Bucket name validation during creating Cloudera AI Registry

When creating a Cloudera AI Registry, the system now performs a validation to ensure the S3 bucket name meets the required standards.

As part of this validation, Cloudera AI Registry creation will be blocked if the bucket name contains a backslash ('/'), as this character is not permitted in S3 bucket names.

Increased default resource requests for infrastructure pods

Resource requests for several core Cloudera AI services are now increased, adding 1350 millicores of CPU and 1094 MiB of memory. This enhancement is aimed at improving performance and stability, providing a smoother and more reliable experience without requiring any user intervention.

Configurable Livelog retention period in Cloudera AI

Cloudera AI now provides enhanced flexibility with a configurable livelog retention period. This new feature addresses the challenges caused by the hardcoded retention period in Helm charts, which often lead to system crashes due to the insufficient default livelog storage size of 100 GB for many users. With this update, Administrators can define the livelog retention period in days, offering more granular control compared to the previous monthly configuration. The retention period can be easily customized in the Site Administration Settings, with a default value of 180 days, ensuring improved adaptability to diverse storage requirements. For details, see the instructions in Historical workload cleanup settings

Periodic workload records cleanup from the Cloudera AI Workbench PostgreSQL database

A new Cleanup DB Entries checkbox in the Site Administration Settings allows Administrators to enable periodic cleanup of database tables, including dashboards, dashboard_pods, model_deployments, and user_events, for entries older than the livelog retention period. The livelog cleaner triggers a gRPC call for DeleteDBWorkloads action, which performs the cleanup when the enable_clean_db_workloads setting is activated.

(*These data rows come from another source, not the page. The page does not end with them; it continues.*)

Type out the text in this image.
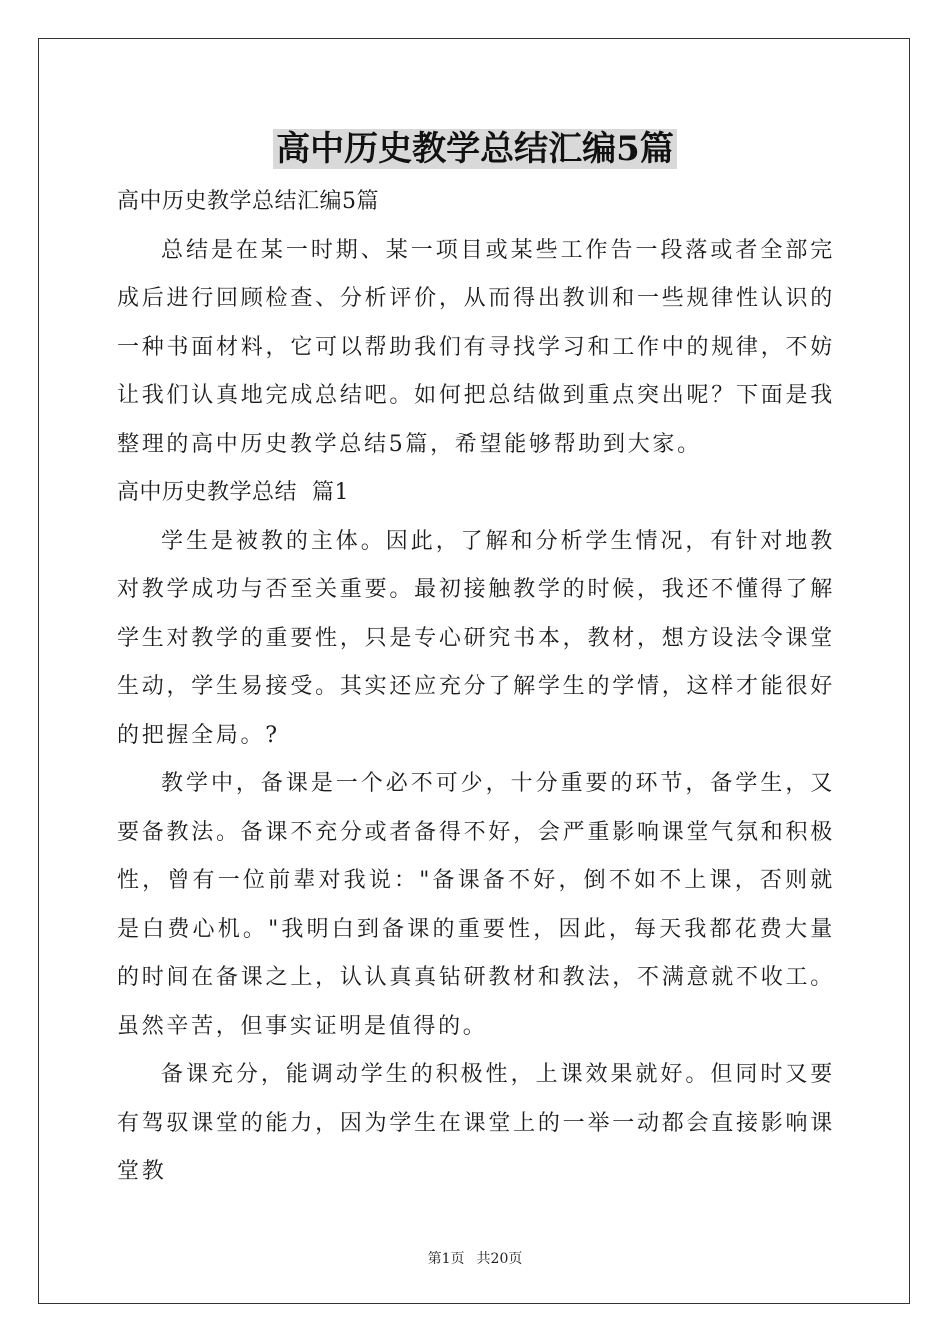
高中历史教学总结汇编5篇

高中历史教学总结汇编5篇

总结是在某一时期、某一项目或某些工作告一段落或者全部完成后进行回顾检查、分析评价，从而得出教训和一些规律性认识的一种书面材料，它可以帮助我们有寻找学习和工作中的规律，不妨让我们认真地完成总结吧。如何把总结做到重点突出呢？下面是我整理的高中历史教学总结5篇，希望能够帮助到大家。

高中历史教学总结  篇1

学生是被教的主体。因此，了解和分析学生情况，有针对地教对教学成功与否至关重要。最初接触教学的时候，我还不懂得了解学生对教学的重要性，只是专心研究书本，教材，想方设法令课堂生动，学生易接受。其实还应充分了解学生的学情，这样才能很好的把握全局。?

教学中，备课是一个必不可少，十分重要的环节，备学生，又要备教法。备课不充分或者备得不好，会严重影响课堂气氛和积极性，曾有一位前辈对我说："备课备不好，倒不如不上课，否则就是白费心机。"我明白到备课的重要性，因此，每天我都花费大量的时间在备课之上，认认真真钻研教材和教法，不满意就不收工。虽然辛苦，但事实证明是值得的。

备课充分，能调动学生的积极性，上课效果就好。但同时又要有驾驭课堂的能力，因为学生在课堂上的一举一动都会直接影响课堂教

第1页 共20页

Additionally, the cleanup logic for the usageview table is now configurable directly through the UI, providing greater control and ease of management.

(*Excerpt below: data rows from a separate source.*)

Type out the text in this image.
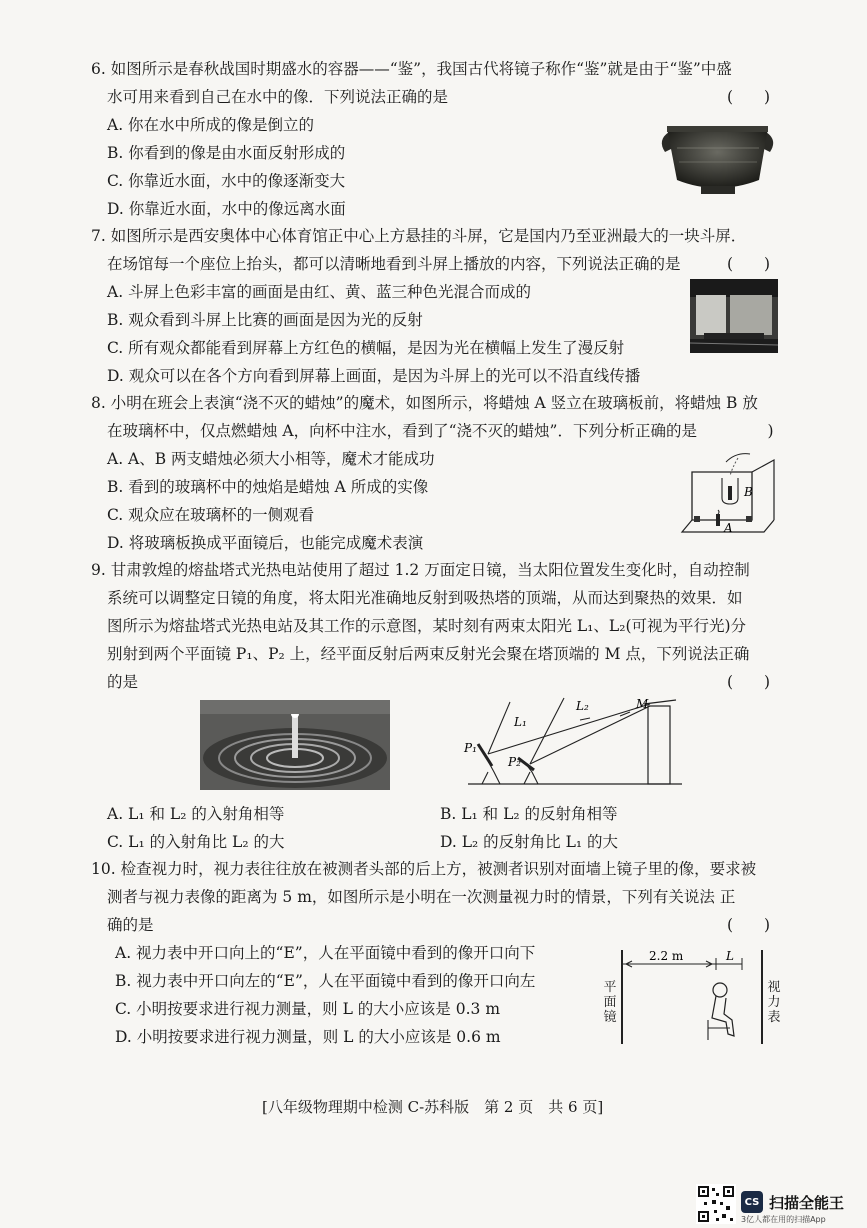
6. 如图所示是春秋战国时期盛水的容器——“鉴”，我国古代将镜子称作“鉴”就是由于“鉴”中盛
水可用来看到自己在水中的像．下列说法正确的是	(　　)
A. 你在水中所成的像是倒立的
B. 你看到的像是由水面反射形成的
C. 你靠近水面，水中的像逐渐变大
D. 你靠近水面，水中的像远离水面
7. 如图所示是西安奥体中心体育馆正中心上方悬挂的斗屏，它是国内乃至亚洲最大的一块斗屏．
在场馆每一个座位上抬头，都可以清晰地看到斗屏上播放的内容，下列说法正确的是	(　　)
A. 斗屏上色彩丰富的画面是由红、黄、蓝三种色光混合而成的
B. 观众看到斗屏上比赛的画面是因为光的反射
C. 所有观众都能看到屏幕上方红色的横幅，是因为光在横幅上发生了漫反射
D. 观众可以在各个方向看到屏幕上画面，是因为斗屏上的光可以不沿直线传播
8. 小明在班会上表演“浇不灭的蜡烛”的魔术，如图所示，将蜡烛 A 竖立在玻璃板前，将蜡烛 B 放
在玻璃杯中，仅点燃蜡烛 A，向杯中注水，看到了“浇不灭的蜡烛”．下列分析正确的是	　)
A. A、B 两支蜡烛必须大小相等，魔术才能成功
B. 看到的玻璃杯中的烛焰是蜡烛 A 所成的实像
C. 观众应在玻璃杯的一侧观看
D. 将玻璃板换成平面镜后，也能完成魔术表演
B
A
9. 甘肃敦煌的熔盐塔式光热电站使用了超过 1.2 万面定日镜，当太阳位置发生变化时，自动控制
系统可以调整定日镜的角度，将太阳光准确地反射到吸热塔的顶端，从而达到聚热的效果．如
图所示为熔盐塔式光热电站及其工作的示意图，某时刻有两束太阳光 L₁、L₂(可视为平行光)分
别射到两个平面镜 P₁、P₂ 上，经平面反射后两束反射光会聚在塔顶端的 M 点，下列说法正确
的是	(　　)
L₁
L₂	M
P₁
P₂
A. L₁ 和 L₂ 的入射角相等	B. L₁ 和 L₂ 的反射角相等
C. L₁ 的入射角比 L₂ 的大	D. L₂ 的反射角比 L₁ 的大
10. 检查视力时，视力表往往放在被测者头部的后上方，被测者识别对面墙上镜子里的像，要求被
测者与视力表像的距离为 5 m，如图所示是小明在一次测量视力时的情景，下列有关说法 正
确的是	(　　)
A. 视力表中开口向上的“E”，人在平面镜中看到的像开口向下
B. 视力表中开口向左的“E”，人在平面镜中看到的像开口向左
C. 小明按要求进行视力测量，则 L 的大小应该是 0.3 m
D. 小明按要求进行视力测量，则 L 的大小应该是 0.6 m
2.2 m	L
平面镜
视力表
[八年级物理期中检测 C-苏科版　第 2 页　共 6 页]
CS 扫描全能王
3亿人都在用的扫描App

For details on the Dashboard Archive feature, see Optimized queries with Dashboards Archive table.

Improved stability of web deployments

The stability of web deployments is improved by optimizing Kubernetes liveness probes to prevent unnecessary pod restarts during high load scenarios.

New model build options introduced

model_root_dir: This option allows you to set a custom build root directory, enabling deployment even when a .git structure is nested.

build_script_path: This option provides the ability to specify a custom path for the build script.